Soon after that, I threw the blue bunny into the trash with a certain amount of bitterness toward it for failing me so utterly. Not to mention being so turd-like and lumpy and just downright ugly. I even threw it into the “big” trash, one of the outside trash barrels, to make sure that it would get whisked away as soon as possible. But Meg had been spying on me from our bedroom when I did this, unbeknownst to me. And as soon as I went back inside, she slipped out and rescued The Ugly Blue Bunny, hid it away in one of the drawers of her bureau.
Eight years later, rooting around for a T-shirt to borrow, I discovered it. Meg was in the room with me—we were getting ready to go on a hike with Uncle Carey—when I pulled it out of its hiding place. I held it up between my thumb and forefinger to show it to her. She stared at it—a completely unreadable expression on her face—then me. Neither of us spoke for a moment, but as the unmistakable turdiness of the bunny’s body began to sink in, we started snickering, which quickly escalated into helpless, convulsive, adolescent girl laughter. We collapsed on the floor, giggling like hyenas, Meg gasping, “Put it away! Put it away!”

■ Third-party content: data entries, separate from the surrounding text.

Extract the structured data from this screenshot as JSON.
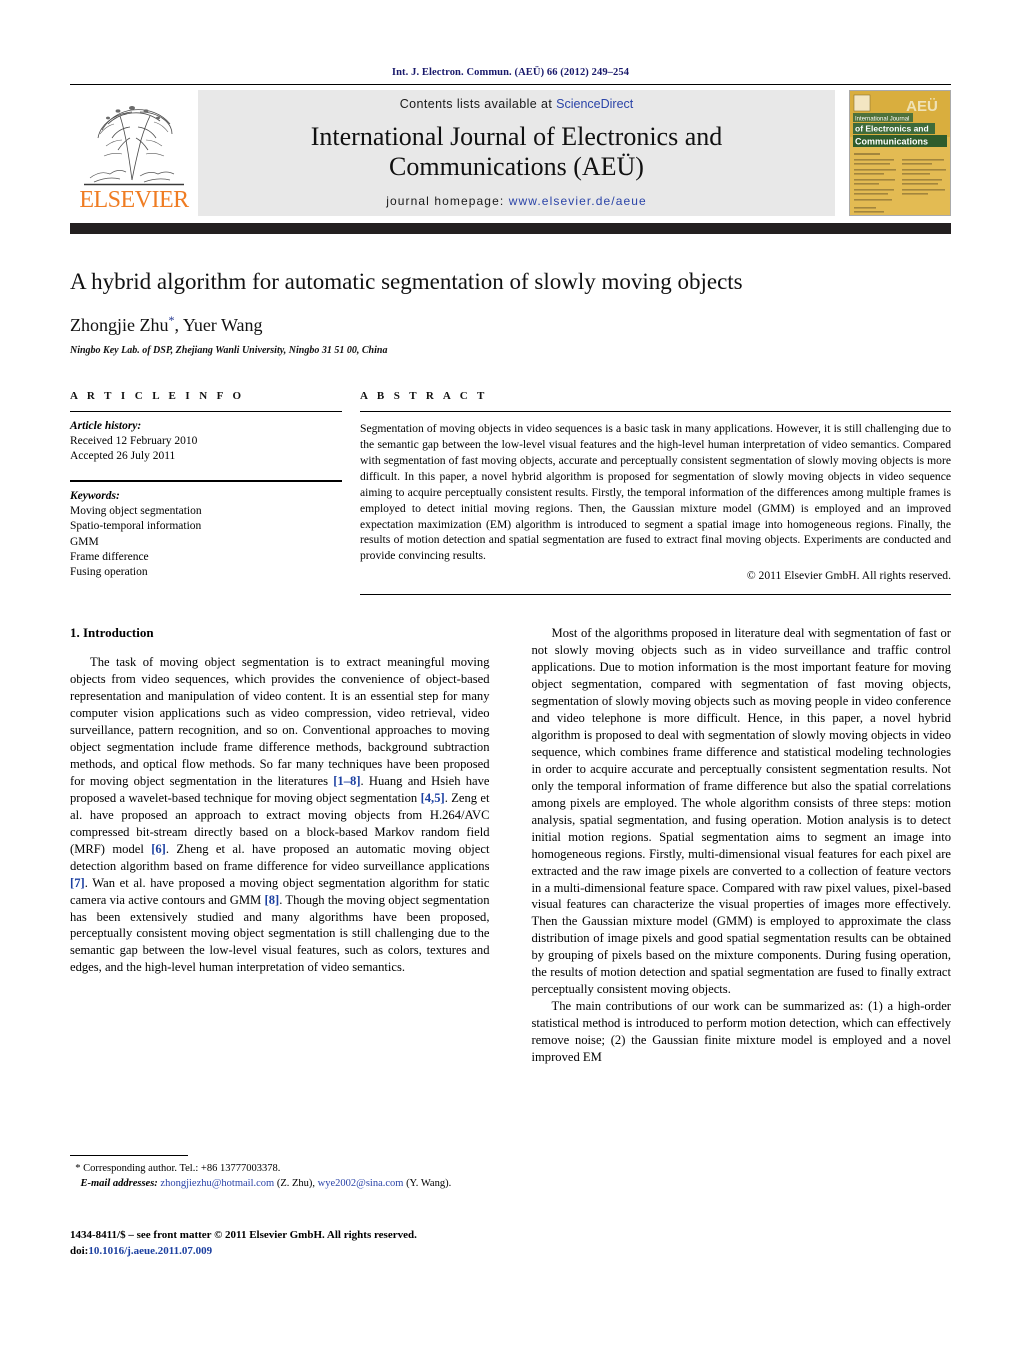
{
  "running_head": "Int. J. Electron. Commun. (AEÜ) 66 (2012) 249–254",
  "masthead": {
    "publisher_name": "ELSEVIER",
    "contents_prefix": "Contents lists available at ",
    "contents_link": "ScienceDirect",
    "journal_title_line1": "International Journal of Electronics and",
    "journal_title_line2": "Communications (AEÜ)",
    "homepage_label": "journal homepage: ",
    "homepage_url": "www.elsevier.de/aeue",
    "cover": {
      "badge": "AEÜ",
      "line1": "International Journal",
      "line2": "of Electronics and",
      "line3": "Communications"
    }
  },
  "article": {
    "title": "A hybrid algorithm for automatic segmentation of slowly moving objects",
    "authors": "Zhongjie Zhu",
    "authors_rest": ", Yuer Wang",
    "corresponding_marker": "*",
    "affiliation": "Ningbo Key Lab. of DSP, Zhejiang Wanli University, Ningbo 31 51 00, China"
  },
  "info": {
    "heading": "A R T I C L E   I N F O",
    "history_label": "Article history:",
    "received": "Received 12 February 2010",
    "accepted": "Accepted 26 July 2011",
    "keywords_label": "Keywords:",
    "keywords": [
      "Moving object segmentation",
      "Spatio-temporal information",
      "GMM",
      "Frame difference",
      "Fusing operation"
    ]
  },
  "abstract": {
    "heading": "A B S T R A C T",
    "text": "Segmentation of moving objects in video sequences is a basic task in many applications. However, it is still challenging due to the semantic gap between the low-level visual features and the high-level human interpretation of video semantics. Compared with segmentation of fast moving objects, accurate and perceptually consistent segmentation of slowly moving objects is more difficult. In this paper, a novel hybrid algorithm is proposed for segmentation of slowly moving objects in video sequence aiming to acquire perceptually consistent results. Firstly, the temporal information of the differences among multiple frames is employed to detect initial moving regions. Then, the Gaussian mixture model (GMM) is employed and an improved expectation maximization (EM) algorithm is introduced to segment a spatial image into homogeneous regions. Finally, the results of motion detection and spatial segmentation are fused to extract final moving objects. Experiments are conducted and provide convincing results.",
    "rights": "© 2011 Elsevier GmbH. All rights reserved."
  },
  "body": {
    "section_number_title": "1.  Introduction",
    "left_p1_a": "The task of moving object segmentation is to extract meaningful moving objects from video sequences, which provides the convenience of object-based representation and manipulation of video content. It is an essential step for many computer vision applications such as video compression, video retrieval, video surveillance, pattern recognition, and so on. Conventional approaches to moving object segmentation include frame difference methods, background subtraction methods, and optical flow methods. So far many techniques have been proposed for moving object segmentation in the literatures ",
    "cite1": "[1–8]",
    "left_p1_b": ". Huang and Hsieh have proposed a wavelet-based technique for moving object segmentation ",
    "cite2": "[4,5]",
    "left_p1_c": ". Zeng et al. have proposed an approach to extract moving objects from H.264/AVC compressed bit-stream directly based on a block-based Markov random field (MRF) model ",
    "cite3": "[6]",
    "left_p1_d": ". Zheng et al. have proposed an automatic moving object detection algorithm based on frame difference for video surveillance applications ",
    "cite4": "[7]",
    "left_p1_e": ". Wan et al. have proposed a moving object segmentation algorithm for static camera via active contours and GMM ",
    "cite5": "[8]",
    "left_p1_f": ". Though the moving object segmentation has been extensively studied and many algorithms have been proposed, perceptually consistent moving object segmentation is still challenging due to the semantic gap between the low-level visual features, such as colors, textures and edges, and the high-level human interpretation of video semantics.",
    "right_p1": "Most of the algorithms proposed in literature deal with segmentation of fast or not slowly moving objects such as in video surveillance and traffic control applications. Due to motion information is the most important feature for moving object segmentation, compared with segmentation of fast moving objects, segmentation of slowly moving objects such as moving people in video conference and video telephone is more difficult. Hence, in this paper, a novel hybrid algorithm is proposed to deal with segmentation of slowly moving objects in video sequence, which combines frame difference and statistical modeling technologies in order to acquire accurate and perceptually consistent segmentation results. Not only the temporal information of frame difference but also the spatial correlations among pixels are employed. The whole algorithm consists of three steps: motion analysis, spatial segmentation, and fusing operation. Motion analysis is to detect initial motion regions. Spatial segmentation aims to segment an image into homogeneous regions. Firstly, multi-dimensional visual features for each pixel are extracted and the raw image pixels are converted to a collection of feature vectors in a multi-dimensional feature space. Compared with raw pixel values, pixel-based visual features can characterize the visual properties of images more effectively. Then the Gaussian mixture model (GMM) is employed to approximate the class distribution of image pixels and good spatial segmentation results can be obtained by grouping of pixels based on the mixture components. During fusing operation, the results of motion detection and spatial segmentation are fused to finally extract perceptually consistent moving objects.",
    "right_p2": "The main contributions of our work can be summarized as: (1) a high-order statistical method is introduced to perform motion detection, which can effectively remove noise; (2) the Gaussian finite mixture model is employed and a novel improved EM"
  },
  "footnote": {
    "marker": "*",
    "corresponding": " Corresponding author. Tel.: +86 13777003378.",
    "email_label": "E-mail addresses:",
    "email1": "zhongjiezhu@hotmail.com",
    "email1_owner": " (Z. Zhu), ",
    "email2": "wye2002@sina.com",
    "email2_owner": "(Y. Wang)."
  },
  "imprint": {
    "line1": "1434-8411/$ – see front matter © 2011 Elsevier GmbH. All rights reserved.",
    "doi_label": "doi:",
    "doi": "10.1016/j.aeue.2011.07.009"
  },
  "colors": {
    "running_head": "#18186a",
    "link": "#2b44a8",
    "citation": "#1b3fa0",
    "elsevier_orange": "#ef7c22",
    "masthead_bg": "#e8e8e8",
    "dark_bar": "#231f20"
  }
}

After that, the bunny began to wander. It began to lurk. One never knew where one might find The Ugly Blue Bunny … in the toaster oven, in the soap dish in the guest bathroom, in the drawer in the den where we kept all the remotes. Everyone in the Gardiner household must have been in on the game by the time Meg and I left for college. And when Aunt Eloise decided to hire someone to clean the house, she managed to get the cleaning lady involved in it, too. I’ll bet you that if there was a fire in the house, the one thing that everyone would have had the presence of mind to snatch would have been The Ugly Blue Bunny—if they knew where it was lurking, that is.

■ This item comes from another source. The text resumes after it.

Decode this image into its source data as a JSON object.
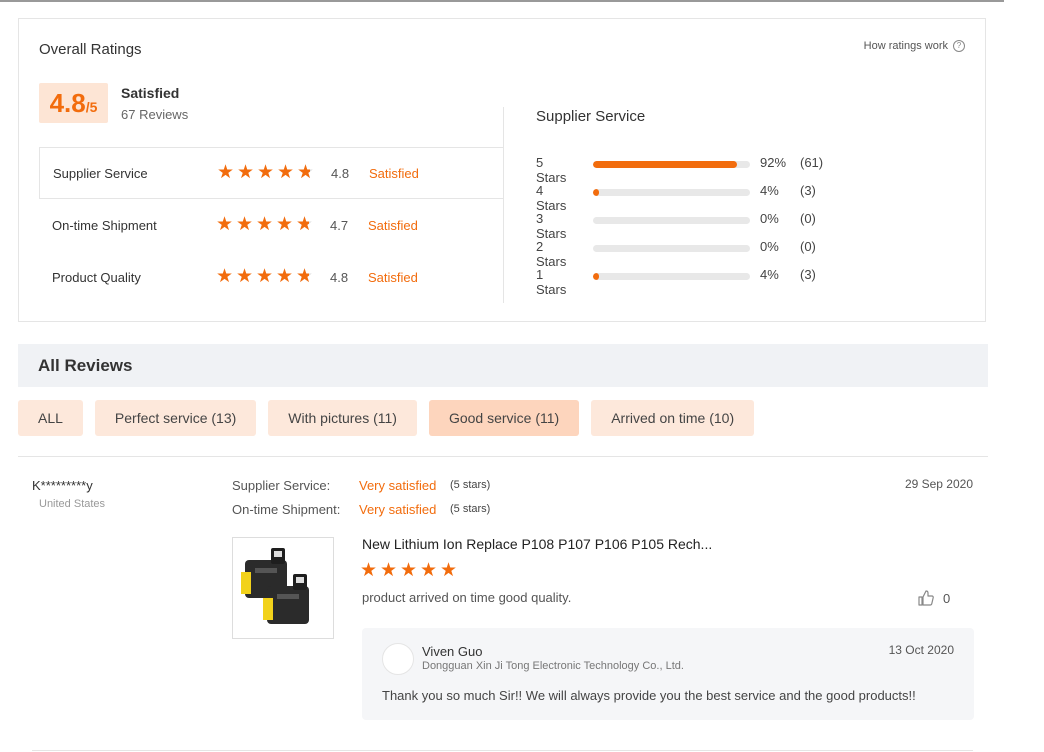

When I saw what Aunt Eloise wanted to give me, I protested, worried that my taking it would end a cherished family tradition. What would the place be like without The Ugly Blue Bunny lying in wait where you least expected it, to startle you when you opened the medicine cabinet or poke into your butt when you sat down on the sofa? But Uncle Carey told me it was time for new traditions. And he said that he thought The Ugly Blue Bunny was ready to expand his horizons, see more of the world. His anthropomorphism tickled me in an effervescent, yet oddly painful way and I wasn’t sure if I wanted to laugh or start crying. At any rate, I took the bunny, once again feeling an unfamiliar twinge of empathy for my little girl self, nurturing such impossible expectations that were bound to be dashed.